荷物を両手に抱えて、俺は《ストレイ・エクシード》の艦内へ戻る。ドックからの昇降通路を歩きながら、ちらりと後ろを振り返る。市場の喧騒はまだ遠くで響いている。
結局、買い物リストは必要最小限……+α。ルミナが監視してる中で、ギリギリ許された娯楽アイテム――“自己発電型チェスセット”だけは、ちゃっかりカバンの隅に滑り込ませてある。バレてないことを祈りつつ、そっと床に荷物を下ろした。
『帰還確認。生命反応良好。装備も破損なし。浪費指数は、当初の予測より低めで済みました。誉めて差し上げます』
艦内ホログラムのルミナが、わずかに口角を上げるような気配を見せた。ツンデレAIめ……でも、妙に安心する。
「……まあ、必要なもんはだいたい揃ったな」
居住区のロッカーに、レーザー拳銃とナイフを並べ、ジャケットを掛ける。それらを並べると、あんなに迷ったはずなのに、ふしぎと“整っている”感じがする。いや、むしろ――“整いはじめている”のかもしれない。
「…なあ、ルミナ」
『はい。なんでしょう』
「……ちょっとずつ、この世界の“現実”が見えてきた気がする」
自分でもその言葉に驚いた。ゲームのつもりで始まったこの世界。でも、目の前の物資、武器、衣服、戦い――ひとつひとつが、じわじわと“現実”を刻み込んでくる。

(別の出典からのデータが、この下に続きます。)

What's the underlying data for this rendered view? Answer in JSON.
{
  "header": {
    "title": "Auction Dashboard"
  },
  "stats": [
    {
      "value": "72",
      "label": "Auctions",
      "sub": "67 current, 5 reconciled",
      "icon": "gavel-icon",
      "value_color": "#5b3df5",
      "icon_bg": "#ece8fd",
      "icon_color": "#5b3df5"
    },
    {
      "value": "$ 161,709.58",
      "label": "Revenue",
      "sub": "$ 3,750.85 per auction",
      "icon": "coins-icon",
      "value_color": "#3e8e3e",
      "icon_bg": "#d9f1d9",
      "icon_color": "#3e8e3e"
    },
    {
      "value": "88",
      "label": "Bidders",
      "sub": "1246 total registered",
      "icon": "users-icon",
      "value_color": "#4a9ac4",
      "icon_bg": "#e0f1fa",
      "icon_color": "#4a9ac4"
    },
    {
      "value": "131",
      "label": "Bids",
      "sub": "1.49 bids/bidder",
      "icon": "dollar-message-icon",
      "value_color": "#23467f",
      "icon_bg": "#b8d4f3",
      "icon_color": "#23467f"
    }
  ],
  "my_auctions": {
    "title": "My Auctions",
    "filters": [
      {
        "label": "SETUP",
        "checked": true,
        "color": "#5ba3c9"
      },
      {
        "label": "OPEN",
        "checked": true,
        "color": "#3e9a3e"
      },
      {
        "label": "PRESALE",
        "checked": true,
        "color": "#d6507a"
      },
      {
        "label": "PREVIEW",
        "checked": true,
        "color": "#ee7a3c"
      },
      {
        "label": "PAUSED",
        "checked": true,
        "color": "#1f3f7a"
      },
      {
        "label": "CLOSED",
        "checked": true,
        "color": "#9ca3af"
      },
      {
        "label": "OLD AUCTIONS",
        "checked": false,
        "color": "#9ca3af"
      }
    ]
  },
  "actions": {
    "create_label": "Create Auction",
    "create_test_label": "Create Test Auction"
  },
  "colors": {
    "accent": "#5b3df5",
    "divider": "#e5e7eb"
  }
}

ルミナは少しだけ間を置き、いつもの調子よりわずかに柔らかい声で応える。
『……その感覚、大切になさってください。艦長が“この世界で生きていく”意思を持つ限り、私はその補助を惜しみません』
「おいおい、泣かせる気か?」
『感涙センサーは搭載されておりませんが、装備された暁には“予算不足で削除対象”になると思われます』
「やっぱりいつもの調子だな……」
苦笑いしながら、俺は椅子に深く腰を沈める。今日の物資と装備の積み重ねが、小さな安心感になっている。誰かを守るために、確かな一歩を踏み出している自分を、感じながら。